U.S. lean-hog futures ended higher Friday on support from cash prices and continued gains in pork-product values.

CME lean hogs for October ended up 0.45 cents at 87.25 cents per pound.

Strength in pork has been very encouraging recently, Henderson said, as the market continues to rebound after steep August losses.

Friday's gains were limited by the tumble in equities as well as a stronger dollar, which could limit exports. Pork exports for July were up 17.9% from a year ago and Jan-July sales internationally were up 11.6% from the prior-year period, according to USDA data.
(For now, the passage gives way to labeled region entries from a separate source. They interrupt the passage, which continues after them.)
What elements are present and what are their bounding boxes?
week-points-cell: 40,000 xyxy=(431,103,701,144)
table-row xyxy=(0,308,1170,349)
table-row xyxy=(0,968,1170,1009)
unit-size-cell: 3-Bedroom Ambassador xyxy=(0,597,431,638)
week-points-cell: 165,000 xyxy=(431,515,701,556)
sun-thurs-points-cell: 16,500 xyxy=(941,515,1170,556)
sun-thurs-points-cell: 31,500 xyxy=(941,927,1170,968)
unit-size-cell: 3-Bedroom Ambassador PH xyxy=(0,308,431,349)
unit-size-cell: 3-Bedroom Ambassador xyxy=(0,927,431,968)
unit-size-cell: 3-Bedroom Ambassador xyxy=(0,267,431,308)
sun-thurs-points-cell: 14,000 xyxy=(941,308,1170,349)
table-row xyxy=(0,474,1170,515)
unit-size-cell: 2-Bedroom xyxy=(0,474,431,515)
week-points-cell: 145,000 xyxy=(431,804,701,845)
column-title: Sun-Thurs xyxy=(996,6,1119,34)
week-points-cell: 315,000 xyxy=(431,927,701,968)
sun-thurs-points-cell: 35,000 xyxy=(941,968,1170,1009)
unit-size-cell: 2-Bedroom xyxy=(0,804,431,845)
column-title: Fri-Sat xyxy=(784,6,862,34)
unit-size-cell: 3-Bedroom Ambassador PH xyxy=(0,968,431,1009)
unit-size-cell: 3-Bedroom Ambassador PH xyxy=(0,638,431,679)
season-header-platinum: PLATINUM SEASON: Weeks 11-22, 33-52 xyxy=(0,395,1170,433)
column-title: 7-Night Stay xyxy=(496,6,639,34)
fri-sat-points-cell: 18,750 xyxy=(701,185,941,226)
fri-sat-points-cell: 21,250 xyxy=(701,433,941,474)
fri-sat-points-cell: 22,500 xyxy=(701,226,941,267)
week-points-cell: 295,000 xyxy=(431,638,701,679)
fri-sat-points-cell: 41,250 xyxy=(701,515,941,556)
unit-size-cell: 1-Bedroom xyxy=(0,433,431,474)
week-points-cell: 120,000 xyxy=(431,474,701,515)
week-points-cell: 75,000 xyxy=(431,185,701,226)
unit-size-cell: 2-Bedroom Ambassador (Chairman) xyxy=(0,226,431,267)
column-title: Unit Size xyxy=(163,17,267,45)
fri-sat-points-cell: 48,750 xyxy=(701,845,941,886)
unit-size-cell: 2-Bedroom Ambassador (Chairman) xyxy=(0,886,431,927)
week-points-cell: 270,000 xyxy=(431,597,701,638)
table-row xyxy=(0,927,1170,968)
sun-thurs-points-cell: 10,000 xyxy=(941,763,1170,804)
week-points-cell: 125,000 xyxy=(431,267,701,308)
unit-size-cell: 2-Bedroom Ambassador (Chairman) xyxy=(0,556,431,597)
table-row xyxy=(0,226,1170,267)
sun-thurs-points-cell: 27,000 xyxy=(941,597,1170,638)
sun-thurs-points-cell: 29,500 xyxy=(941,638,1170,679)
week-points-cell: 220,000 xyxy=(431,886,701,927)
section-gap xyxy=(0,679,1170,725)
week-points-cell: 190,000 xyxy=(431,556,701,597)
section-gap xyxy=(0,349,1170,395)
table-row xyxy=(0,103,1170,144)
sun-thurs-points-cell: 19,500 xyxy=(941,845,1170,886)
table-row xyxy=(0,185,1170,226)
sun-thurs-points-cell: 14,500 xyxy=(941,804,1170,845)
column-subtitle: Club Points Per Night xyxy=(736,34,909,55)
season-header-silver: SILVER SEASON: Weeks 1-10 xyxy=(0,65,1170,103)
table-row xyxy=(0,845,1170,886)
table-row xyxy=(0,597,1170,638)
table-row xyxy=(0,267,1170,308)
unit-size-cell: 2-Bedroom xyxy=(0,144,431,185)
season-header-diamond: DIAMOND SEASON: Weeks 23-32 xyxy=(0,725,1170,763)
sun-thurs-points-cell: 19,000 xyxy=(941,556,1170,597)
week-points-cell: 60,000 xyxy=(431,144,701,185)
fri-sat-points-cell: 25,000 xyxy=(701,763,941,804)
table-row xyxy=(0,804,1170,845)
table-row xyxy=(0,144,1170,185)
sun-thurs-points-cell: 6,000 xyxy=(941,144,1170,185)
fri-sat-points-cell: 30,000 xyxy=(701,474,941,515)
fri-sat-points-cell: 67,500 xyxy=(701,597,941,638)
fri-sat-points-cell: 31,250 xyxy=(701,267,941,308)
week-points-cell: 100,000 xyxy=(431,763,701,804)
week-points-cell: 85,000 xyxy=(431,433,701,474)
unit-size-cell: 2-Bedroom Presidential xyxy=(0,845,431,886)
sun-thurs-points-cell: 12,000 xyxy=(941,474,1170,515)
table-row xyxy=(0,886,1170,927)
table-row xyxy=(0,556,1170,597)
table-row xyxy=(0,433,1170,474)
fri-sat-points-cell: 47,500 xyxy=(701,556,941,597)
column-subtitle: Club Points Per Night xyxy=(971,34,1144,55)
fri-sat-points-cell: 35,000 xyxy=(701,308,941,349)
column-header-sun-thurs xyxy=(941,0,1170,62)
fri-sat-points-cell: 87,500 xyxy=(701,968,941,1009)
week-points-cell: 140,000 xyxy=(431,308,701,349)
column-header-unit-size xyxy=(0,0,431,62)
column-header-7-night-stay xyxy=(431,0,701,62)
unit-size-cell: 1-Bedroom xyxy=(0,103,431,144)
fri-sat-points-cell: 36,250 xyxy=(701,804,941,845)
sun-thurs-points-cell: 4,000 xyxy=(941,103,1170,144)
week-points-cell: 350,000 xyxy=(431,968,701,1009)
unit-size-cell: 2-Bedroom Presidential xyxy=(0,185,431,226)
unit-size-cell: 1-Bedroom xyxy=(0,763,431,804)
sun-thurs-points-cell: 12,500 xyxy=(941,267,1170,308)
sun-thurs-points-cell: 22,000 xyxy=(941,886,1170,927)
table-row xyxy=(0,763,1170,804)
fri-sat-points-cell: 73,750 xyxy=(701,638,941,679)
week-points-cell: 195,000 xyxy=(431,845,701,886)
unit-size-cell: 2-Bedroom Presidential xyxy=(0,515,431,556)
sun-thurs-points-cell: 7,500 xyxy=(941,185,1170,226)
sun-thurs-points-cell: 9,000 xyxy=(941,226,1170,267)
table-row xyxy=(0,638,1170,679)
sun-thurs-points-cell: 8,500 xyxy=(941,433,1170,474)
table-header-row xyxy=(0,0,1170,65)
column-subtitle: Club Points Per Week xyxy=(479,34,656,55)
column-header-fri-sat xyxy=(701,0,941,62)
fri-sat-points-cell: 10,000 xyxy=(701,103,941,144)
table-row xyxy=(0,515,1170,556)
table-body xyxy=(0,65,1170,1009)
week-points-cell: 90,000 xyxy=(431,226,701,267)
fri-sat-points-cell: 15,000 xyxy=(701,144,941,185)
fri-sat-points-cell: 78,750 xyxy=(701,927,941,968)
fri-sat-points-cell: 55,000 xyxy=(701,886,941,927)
Cash hog bids were reported mostly steady with some higher quotes from plants needing additional loads to complete Saturday's slaughter schedules or to add to inventories for next week.

Wide processing margins encouraged pork processors to expand slaughter schedules this week to make up for the downtime on Monday due to the Labor Day holiday. The latest Dow Jones Newswires pork packer margin index was plus $16.74 per head, compared with plus $18.24 the previous day.

The terminal markets traded steady with tops ranging from $52 to $61 per hundred pounds on a live basis.

The USDA's pork carcass composite value, a measure of wholesale prices, on Thursday was up three cents at $94.99 a hundred pounds.

USDA estimated this week's hog slaughter at 2.004 million head, up nearly 4.2% from year-ago.